Madeleine Albright writes about D-Day and the value of national service in USA Today
Like many Americans of a certain age, I have always felt a direct connection to the events of D-Day, 70 years ago Friday. I was 7 years old, living in London, when the liberation of Europe — and eventually the liberation of my parents' home — began in the early morning of June 6, 1944. My family had fled from Czechoslovakia following the Munich Agreement, which legitimized Adolf Hitler's dismemberment of a neighboring nation and became a symbol of the West's impotence and division.
D-Day was the opposite historical pole to Munich. It was not only the decisive battle in a great war, it also was the demonstration that a great alliance, led by America, could achieve unprecedented strategic, technical and moral purposes. The first wave of Operation Overlord carried 150,000 men and 1,500 tanks to the French coast, essentially transporting a small city across the English Channel through a hail of artillery and machine gun fire. This achievement set the tone for a generation, in which the task of saving the world became a normal, expected part of Americans' calling.
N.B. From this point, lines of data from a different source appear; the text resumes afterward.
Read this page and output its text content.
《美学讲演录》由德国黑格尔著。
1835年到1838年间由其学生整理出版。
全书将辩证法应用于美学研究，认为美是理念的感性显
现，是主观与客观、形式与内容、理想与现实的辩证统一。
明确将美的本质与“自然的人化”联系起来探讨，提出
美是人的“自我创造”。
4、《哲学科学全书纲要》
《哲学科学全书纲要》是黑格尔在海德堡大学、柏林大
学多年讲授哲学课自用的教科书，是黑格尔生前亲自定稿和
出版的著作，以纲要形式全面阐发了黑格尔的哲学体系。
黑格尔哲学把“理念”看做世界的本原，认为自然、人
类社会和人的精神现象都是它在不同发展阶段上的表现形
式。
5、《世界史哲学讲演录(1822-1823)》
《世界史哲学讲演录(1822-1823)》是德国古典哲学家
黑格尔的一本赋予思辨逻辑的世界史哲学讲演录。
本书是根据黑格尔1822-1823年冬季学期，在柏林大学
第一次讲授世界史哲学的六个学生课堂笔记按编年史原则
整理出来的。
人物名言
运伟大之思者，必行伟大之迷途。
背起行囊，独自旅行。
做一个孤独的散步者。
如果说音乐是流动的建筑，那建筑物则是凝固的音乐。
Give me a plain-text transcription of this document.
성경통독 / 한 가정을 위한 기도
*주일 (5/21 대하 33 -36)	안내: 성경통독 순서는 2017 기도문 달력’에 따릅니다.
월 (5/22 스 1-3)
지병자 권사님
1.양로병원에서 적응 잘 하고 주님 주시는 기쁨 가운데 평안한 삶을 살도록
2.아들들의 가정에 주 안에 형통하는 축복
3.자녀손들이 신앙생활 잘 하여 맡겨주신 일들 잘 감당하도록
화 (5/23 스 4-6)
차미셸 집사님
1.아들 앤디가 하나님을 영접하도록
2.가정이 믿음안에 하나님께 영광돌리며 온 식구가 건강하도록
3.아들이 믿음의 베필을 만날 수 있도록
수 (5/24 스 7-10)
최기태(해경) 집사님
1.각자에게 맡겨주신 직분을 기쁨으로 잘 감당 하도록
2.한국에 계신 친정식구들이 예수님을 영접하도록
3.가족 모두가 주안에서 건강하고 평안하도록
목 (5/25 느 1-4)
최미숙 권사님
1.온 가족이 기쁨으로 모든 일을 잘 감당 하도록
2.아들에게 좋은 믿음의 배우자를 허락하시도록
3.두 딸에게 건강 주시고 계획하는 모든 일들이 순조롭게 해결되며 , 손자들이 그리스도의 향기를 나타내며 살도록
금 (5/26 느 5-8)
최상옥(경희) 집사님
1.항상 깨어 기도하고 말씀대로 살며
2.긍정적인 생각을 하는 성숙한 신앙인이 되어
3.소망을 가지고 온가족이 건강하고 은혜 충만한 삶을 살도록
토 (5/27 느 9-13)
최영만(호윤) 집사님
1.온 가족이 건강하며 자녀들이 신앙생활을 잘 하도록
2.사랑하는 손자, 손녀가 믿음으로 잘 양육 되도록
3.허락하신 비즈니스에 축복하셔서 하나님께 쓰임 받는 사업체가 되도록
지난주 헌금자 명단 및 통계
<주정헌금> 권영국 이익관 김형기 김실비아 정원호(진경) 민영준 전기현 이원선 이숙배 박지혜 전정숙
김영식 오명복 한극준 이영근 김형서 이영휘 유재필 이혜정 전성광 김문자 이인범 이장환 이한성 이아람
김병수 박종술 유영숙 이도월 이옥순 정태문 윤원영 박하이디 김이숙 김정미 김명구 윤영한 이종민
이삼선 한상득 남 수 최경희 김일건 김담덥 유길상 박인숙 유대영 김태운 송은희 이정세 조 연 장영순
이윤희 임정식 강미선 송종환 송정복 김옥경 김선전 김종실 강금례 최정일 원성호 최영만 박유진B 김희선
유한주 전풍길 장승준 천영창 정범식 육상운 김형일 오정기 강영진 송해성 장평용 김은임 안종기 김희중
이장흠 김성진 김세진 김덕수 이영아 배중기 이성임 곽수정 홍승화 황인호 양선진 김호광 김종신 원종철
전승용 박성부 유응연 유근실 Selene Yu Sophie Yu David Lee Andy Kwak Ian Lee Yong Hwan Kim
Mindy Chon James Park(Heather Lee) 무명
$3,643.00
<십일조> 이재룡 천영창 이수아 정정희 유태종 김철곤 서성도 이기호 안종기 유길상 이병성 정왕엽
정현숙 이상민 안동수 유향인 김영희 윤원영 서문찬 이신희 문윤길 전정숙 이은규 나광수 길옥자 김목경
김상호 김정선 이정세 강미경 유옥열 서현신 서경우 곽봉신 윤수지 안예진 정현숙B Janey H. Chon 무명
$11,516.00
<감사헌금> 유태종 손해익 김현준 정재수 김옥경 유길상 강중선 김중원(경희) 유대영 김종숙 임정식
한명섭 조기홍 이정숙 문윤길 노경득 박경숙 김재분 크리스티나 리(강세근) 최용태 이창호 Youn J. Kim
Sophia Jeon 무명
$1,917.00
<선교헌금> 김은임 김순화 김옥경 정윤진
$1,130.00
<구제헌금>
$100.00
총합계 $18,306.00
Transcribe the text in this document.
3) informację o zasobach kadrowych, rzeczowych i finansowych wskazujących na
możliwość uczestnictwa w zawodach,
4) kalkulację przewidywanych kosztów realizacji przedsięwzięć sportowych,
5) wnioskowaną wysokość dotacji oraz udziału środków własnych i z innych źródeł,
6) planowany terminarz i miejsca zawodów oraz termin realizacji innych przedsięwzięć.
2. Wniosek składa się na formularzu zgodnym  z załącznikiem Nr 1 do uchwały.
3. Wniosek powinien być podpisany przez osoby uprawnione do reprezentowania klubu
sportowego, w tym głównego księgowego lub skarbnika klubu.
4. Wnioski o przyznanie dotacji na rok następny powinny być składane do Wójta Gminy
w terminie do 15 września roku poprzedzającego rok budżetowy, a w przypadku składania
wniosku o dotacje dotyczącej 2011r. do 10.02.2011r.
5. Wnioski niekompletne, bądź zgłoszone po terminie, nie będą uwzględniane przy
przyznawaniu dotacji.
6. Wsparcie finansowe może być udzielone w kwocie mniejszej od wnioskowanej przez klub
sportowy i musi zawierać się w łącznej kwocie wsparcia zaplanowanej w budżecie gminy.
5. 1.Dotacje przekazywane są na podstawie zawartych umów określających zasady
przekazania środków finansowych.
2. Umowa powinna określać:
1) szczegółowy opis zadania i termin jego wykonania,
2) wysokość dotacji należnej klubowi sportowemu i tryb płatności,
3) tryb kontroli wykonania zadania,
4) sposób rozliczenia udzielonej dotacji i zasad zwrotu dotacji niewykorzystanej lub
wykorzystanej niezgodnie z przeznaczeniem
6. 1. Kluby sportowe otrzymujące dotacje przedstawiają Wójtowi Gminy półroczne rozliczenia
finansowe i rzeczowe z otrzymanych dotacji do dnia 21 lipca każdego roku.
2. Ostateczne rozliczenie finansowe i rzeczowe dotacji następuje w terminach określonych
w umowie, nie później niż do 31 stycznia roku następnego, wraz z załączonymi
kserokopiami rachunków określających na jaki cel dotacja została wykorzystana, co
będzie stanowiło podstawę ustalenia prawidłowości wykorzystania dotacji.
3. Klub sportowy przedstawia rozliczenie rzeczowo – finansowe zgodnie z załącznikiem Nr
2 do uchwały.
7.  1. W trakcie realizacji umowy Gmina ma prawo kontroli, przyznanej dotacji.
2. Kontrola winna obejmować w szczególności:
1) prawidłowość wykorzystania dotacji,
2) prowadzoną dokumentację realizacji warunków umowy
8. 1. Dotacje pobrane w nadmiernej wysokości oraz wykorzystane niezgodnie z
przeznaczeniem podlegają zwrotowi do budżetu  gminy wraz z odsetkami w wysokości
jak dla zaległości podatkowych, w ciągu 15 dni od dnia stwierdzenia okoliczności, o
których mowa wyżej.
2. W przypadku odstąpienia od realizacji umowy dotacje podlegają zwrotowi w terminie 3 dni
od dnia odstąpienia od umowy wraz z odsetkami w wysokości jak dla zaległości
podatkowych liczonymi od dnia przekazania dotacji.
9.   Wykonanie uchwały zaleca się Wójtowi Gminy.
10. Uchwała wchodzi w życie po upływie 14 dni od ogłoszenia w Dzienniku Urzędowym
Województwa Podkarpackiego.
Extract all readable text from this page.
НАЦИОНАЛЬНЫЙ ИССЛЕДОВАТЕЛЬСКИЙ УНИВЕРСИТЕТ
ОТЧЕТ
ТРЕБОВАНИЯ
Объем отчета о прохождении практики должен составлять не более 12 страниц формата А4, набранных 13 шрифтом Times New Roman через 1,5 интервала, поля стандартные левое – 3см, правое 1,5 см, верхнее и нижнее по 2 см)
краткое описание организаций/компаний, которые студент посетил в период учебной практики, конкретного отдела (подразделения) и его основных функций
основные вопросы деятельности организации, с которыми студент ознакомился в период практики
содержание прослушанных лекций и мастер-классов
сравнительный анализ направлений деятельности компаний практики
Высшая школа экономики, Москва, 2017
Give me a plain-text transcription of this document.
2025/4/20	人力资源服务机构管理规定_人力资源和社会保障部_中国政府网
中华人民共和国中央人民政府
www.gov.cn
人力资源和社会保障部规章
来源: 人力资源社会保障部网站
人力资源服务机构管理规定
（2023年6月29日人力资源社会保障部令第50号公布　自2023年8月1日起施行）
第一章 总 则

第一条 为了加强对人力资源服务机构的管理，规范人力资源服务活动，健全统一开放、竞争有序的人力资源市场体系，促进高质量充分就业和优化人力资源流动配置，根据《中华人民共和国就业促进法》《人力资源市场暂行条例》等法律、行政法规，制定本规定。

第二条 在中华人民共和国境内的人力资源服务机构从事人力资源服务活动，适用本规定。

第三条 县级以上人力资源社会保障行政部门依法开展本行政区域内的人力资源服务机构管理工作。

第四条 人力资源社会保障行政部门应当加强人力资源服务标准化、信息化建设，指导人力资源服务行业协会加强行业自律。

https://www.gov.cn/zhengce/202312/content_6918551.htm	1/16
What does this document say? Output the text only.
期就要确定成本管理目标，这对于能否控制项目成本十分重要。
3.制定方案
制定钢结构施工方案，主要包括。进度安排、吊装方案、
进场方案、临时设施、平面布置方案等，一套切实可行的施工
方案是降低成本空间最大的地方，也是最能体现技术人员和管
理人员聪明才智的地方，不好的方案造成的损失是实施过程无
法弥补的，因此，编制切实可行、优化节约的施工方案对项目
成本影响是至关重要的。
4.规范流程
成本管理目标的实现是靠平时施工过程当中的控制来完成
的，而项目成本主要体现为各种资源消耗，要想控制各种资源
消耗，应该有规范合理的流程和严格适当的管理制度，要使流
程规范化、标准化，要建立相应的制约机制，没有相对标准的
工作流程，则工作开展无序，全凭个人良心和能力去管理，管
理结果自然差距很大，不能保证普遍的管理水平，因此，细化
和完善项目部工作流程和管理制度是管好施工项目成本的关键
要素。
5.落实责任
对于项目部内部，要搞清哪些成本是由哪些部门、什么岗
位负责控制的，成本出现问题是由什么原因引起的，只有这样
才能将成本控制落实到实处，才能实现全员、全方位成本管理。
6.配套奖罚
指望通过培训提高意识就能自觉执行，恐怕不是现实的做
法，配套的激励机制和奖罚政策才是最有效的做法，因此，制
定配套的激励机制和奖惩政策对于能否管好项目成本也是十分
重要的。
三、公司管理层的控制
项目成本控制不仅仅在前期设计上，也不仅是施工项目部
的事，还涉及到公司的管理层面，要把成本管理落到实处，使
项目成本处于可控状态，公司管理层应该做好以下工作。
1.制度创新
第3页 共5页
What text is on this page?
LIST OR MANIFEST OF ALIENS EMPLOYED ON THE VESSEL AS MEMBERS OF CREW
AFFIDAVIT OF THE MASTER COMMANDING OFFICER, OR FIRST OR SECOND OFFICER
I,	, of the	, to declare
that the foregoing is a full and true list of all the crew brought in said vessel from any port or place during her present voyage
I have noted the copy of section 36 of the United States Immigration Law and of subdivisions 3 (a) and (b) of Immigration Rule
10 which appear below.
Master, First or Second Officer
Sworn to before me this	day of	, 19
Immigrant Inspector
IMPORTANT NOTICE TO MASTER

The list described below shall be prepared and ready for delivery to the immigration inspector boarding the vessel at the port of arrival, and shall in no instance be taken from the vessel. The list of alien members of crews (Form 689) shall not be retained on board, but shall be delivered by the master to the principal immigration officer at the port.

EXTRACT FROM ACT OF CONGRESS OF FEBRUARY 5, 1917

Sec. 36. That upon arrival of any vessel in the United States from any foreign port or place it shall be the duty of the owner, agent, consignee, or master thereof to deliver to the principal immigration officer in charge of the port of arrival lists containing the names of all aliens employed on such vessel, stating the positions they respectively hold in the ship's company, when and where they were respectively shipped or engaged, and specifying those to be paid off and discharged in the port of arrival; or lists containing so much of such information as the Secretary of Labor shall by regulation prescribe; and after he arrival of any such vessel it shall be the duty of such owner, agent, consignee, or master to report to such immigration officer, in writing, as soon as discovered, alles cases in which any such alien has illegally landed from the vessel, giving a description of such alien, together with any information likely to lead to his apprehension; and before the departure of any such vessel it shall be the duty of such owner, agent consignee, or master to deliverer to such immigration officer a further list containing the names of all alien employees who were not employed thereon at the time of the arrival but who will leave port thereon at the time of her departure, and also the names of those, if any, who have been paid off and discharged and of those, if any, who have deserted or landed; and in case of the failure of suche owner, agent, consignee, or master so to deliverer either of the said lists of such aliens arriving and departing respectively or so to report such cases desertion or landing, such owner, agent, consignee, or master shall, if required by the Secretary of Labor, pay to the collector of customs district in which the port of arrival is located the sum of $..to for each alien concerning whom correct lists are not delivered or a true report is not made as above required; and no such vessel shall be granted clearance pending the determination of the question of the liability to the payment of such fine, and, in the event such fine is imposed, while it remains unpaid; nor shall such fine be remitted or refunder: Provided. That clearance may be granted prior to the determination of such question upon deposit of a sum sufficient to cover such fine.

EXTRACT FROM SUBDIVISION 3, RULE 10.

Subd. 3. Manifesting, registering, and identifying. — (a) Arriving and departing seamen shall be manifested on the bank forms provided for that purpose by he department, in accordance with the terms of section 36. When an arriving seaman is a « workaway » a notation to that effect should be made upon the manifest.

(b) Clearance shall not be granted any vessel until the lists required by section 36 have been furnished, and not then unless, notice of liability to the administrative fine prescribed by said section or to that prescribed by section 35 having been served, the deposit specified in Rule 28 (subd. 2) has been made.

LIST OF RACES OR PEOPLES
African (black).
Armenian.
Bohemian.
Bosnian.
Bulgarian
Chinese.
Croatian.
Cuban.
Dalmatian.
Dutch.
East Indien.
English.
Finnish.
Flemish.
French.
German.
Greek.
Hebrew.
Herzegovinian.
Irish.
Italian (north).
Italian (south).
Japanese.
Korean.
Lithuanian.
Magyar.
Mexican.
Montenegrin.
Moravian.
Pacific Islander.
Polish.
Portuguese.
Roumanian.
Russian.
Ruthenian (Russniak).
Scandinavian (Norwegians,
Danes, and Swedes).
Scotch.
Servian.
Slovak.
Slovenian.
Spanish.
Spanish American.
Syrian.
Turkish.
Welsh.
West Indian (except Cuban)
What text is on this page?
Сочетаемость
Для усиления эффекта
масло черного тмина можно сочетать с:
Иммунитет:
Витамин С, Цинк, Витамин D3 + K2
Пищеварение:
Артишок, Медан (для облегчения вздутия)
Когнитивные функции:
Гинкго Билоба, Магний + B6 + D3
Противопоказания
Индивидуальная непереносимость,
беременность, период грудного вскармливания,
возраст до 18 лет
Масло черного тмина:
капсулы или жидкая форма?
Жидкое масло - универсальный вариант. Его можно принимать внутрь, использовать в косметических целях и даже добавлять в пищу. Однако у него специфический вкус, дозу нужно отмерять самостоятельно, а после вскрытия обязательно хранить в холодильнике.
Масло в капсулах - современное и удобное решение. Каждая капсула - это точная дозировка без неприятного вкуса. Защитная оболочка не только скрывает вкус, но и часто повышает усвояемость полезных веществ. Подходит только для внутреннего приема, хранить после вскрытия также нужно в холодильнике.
This spirit of civic competence and shared enterprise was carried home, in a thousand less obvious ways. The generation that won World War II believed, on good evidence, that national problems could yield to common action. So they joined institutions more, voted more and engaged in public service more than the generations before or after them.
An anniversary is an excuse for nostalgia, but these values and commitments are of more than historical interest. They are, in fact, essential to self-government, citizenship and the particular challenges of the modern world. In a time when our sense of civic competence is weakened, when there are fewer bonds that tie people of different social backgrounds together, when national purpose sometimes seems like sand in our hands, America needs to renew the spirit of service.
The expression of that venerable ideal will, of course, be different in today's world. America still depends on the courage and skill of men and women in uniform. Yet the changing nature of military service, involving higher technology and lower manpower, has reduced the percentage of Americans who experience the risks and culture of our armed forces. A broad ethic of national service, however, is still needed, for the sake of our national security and our civic success.
Service is transformative. At its best, it makes people aware of needs around them. It bridges races and classes, diminishing differences in the pursuit of common goals. It demonstrates that difficult national problems can be addressed and overcome by citizen action. It is an antidote to both selfishness and a feeling of social helplessness.
Time for public service
How do we renew the spirit of service in our time? That question was the focus of a summit at Gettysburg, Pa., this week, sponsored by the Franklin Project at The Aspen Institute. Retired general Stan McChrystal convened a bipartisan group of leaders and activists around a big, much-needed idea: to provide 1 million civilian national service opportunities for 18- to 28-year-olds every year, on par with the more than 1 million who serve on active duty in our nation's military.
While keeping service voluntary, the goal is to make a "service year" a normal, expected part of American life. Pursuing this objective would allow tutors and mentors to be mobilized in low-performing schools, allow unemployed youth to conserve parks and rivers, and allow returning veterans to continue serving while integrating back into civilian life.
The rising generation is asking for these opportunities. They young are overwhelming organizations such as Teach for America, AmeriCorps and the Peace Corps with applications for a limited number of spots. They are requesting its shot at greatness. We have an opportunity and duty to provide it.
It was once common in America to ask, "Where did you serve?" A generation whose members could answer "Juno" or "Omaha" deserves to be honored at every opportunity. And one way to honor them is to encourage an ethic of responsibility, competence and courage that they would recognize — and that remains necessary among Americans of every generation. A small percentage of this generation can answer that question by saying "Fallujah" or "Marjeh," "Baghdad" or "Kandahar." Imagine a world where every American could answer with the names of communities in America and across the globe in need of hope.
Madeleine Albright served as secretary of State in the Clinton administration. She is chair of the Albright Stonebridge Group and a member of the Leadership Council of the Franklin Project.